What is the contribution of a skin factor or location for the production? A NN is treated as a black-box solution since we can't derive answers based on the given approximation. And no way can somehow extract the function from it. A trained NN is a collection of weights that are interconnected following some architecture.
Scientists developed several so-called explainers techniques to understand the internal logic of NNs so that it would be easier to learn what happens to an input to produce an output image. There are two kinds of explanatory models:
Ante-hoc or Interpretable Models - here are the methods that can be explained based on their internal structure. Those methods like Regression, Naïve Bayes, Random Forests, Decision Trees/Graphs.
Post-hoc is the method that tries to explain the outcome by highlighting a part of an image responsible for the final decision. This explanation can be applied to various NN to explain its output, but it does tell much of a model itself.

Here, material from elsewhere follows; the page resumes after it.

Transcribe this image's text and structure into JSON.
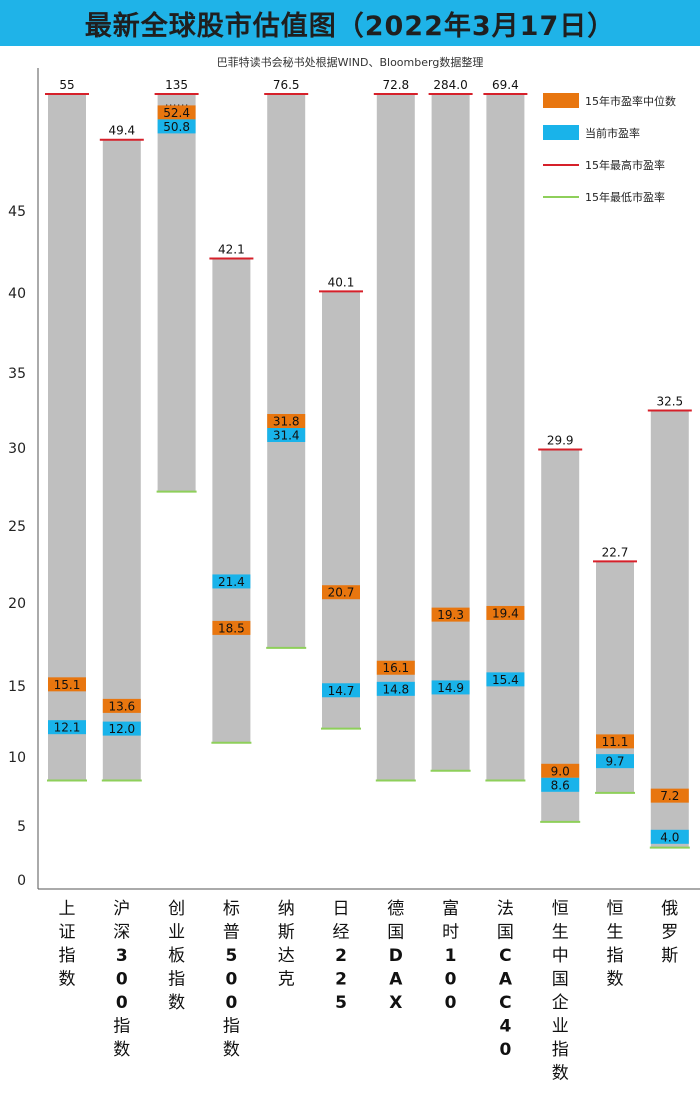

Methods like: visualization, gradients, inverting DNN, Decomposition [arXiv:1911.12116v1].
We try to make sense of NN with prejudgments and standards that we employ to written mathematical derivations. Mentioned explanatory models try to uncover the hidden meaning of the NN decisions. We need to accept that the black box doesn't mean a wrong solution; it should mean that we need to experiment and find other ways to establish its validity. Otherwise, we will reject any development from this field that would hinder innovation and growth for problems we don't have solutions to yet.